Here is a movement that is just about ready for its close up. If it breaks, it will undoubtedly benefit from positive, energetic forces like Jacob Collins of the Grand Central Academy and Andrea Smith of the Harlem Studio, and whoever else is ready for prime time. I like to think it might even get a nudge from critical attention in publications like The New Criterion. Of course this attention will inevitably benefit the movement’s founders and their long-time supporters (even you, Aristos). Infighting, however, won’t help. Who cares about a movement that only accepts true believers?

Sure, I approach this movement as an outsider, and offer my advice as a sympathetic observer. Take it or leave it. But isn’t it time to let the magnolias go? Wouldn’t classical realism be best served by dedicating itself to the pursuit of beauty and idealism through traditional painterly means, and not to maintaining some gnostic ’Da Vinci Code’ legacy of "true" artistic technique? Why not accept beauty wherever beauty might be found? Why make this a negative referendum on the art of the past 150 years or some crypto-purity cult of ancient artistic secrets? I mean, c’mon guys, it hasn’t been all downhill since Courbet, right?

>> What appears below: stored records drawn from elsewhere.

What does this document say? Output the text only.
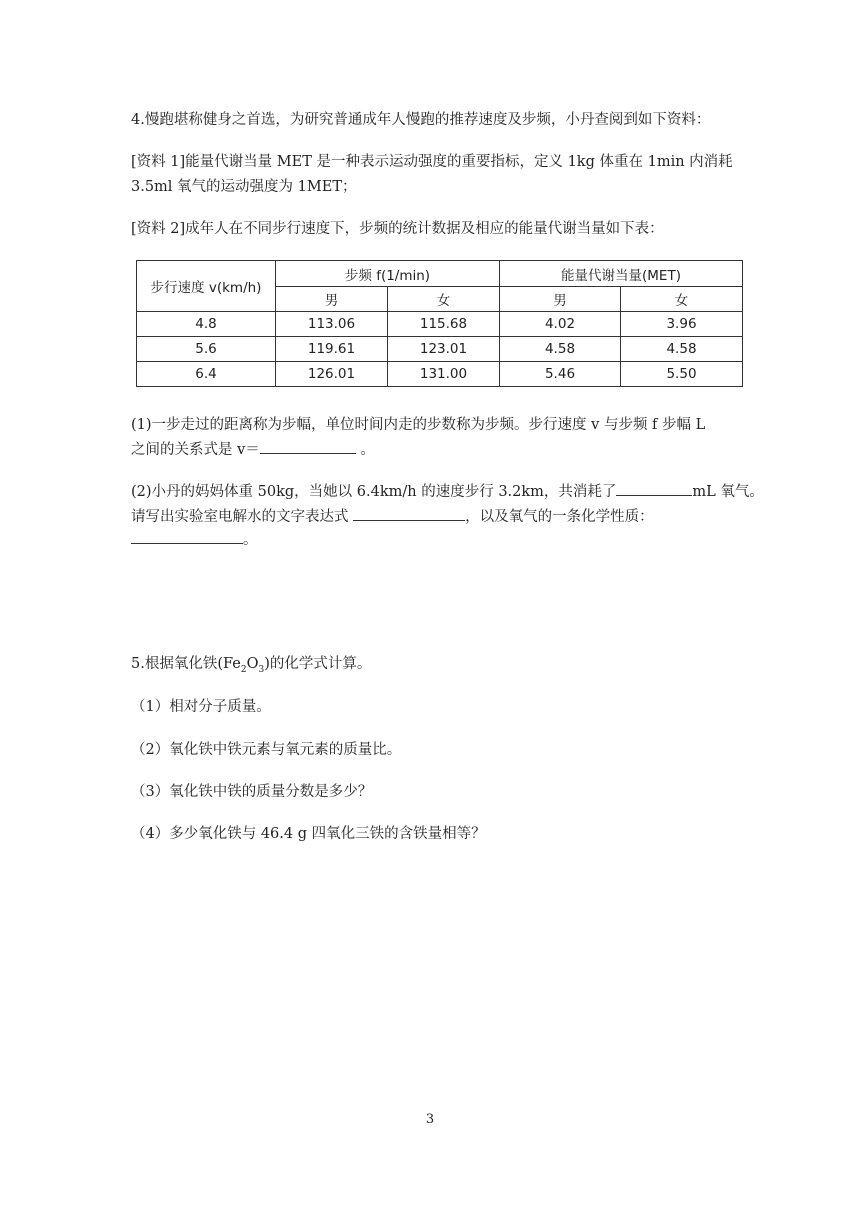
4.慢跑堪称健身之首选，为研究普通成年人慢跑的推荐速度及步频，小丹查阅到如下资料：
[资料 1]能量代谢当量 MET 是一种表示运动强度的重要指标，定义 1kg 体重在 1min 内消耗
3.5ml 氧气的运动强度为 1MET；
[资料 2]成年人在不同步行速度下，步频的统计数据及相应的能量代谢当量如下表：
步行速度 v(km/h)	步频 f(1/min)		能量代谢当量(MET)	
	男	女	男	女
4.8	113.06	115.68	4.02	3.96
5.6	119.61	123.01	4.58	4.58
6.4	126.01	131.00	5.46	5.50
(1)一步走过的距离称为步幅，单位时间内走的步数称为步频。步行速度 v 与步频 f 步幅 L
之间的关系式是 v＝	。
(2)小丹的妈妈体重 50kg，当她以 6.4km/h 的速度步行 3.2km，共消耗了	mL 氧气。
请写出实验室电解水的文字表达式	，以及氧气的一条化学性质：
。
5.根据氧化铁$(Fe_2O_3)$的化学式计算。
（1）相对分子质量。
（2）氧化铁中铁元素与氧元素的质量比。
（3）氧化铁中铁的质量分数是多少？
（4）多少氧化铁与 46.4 g 四氧化三铁的含铁量相等？
3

In answer to the Aristos accusation of "muddying the waters," yes, I think some reconciliation with modernism might do classical realism some good. You’re right. You’ve been burned. But if you (Aristos, others) want to come out like a winner--and not a perennial loser--a little attitude re-adjustment wouldn’t hurt. No one likes a Jacobin.

Such was the cautionary note I sounded in my September article. Thank you, Aristos, for the amplification.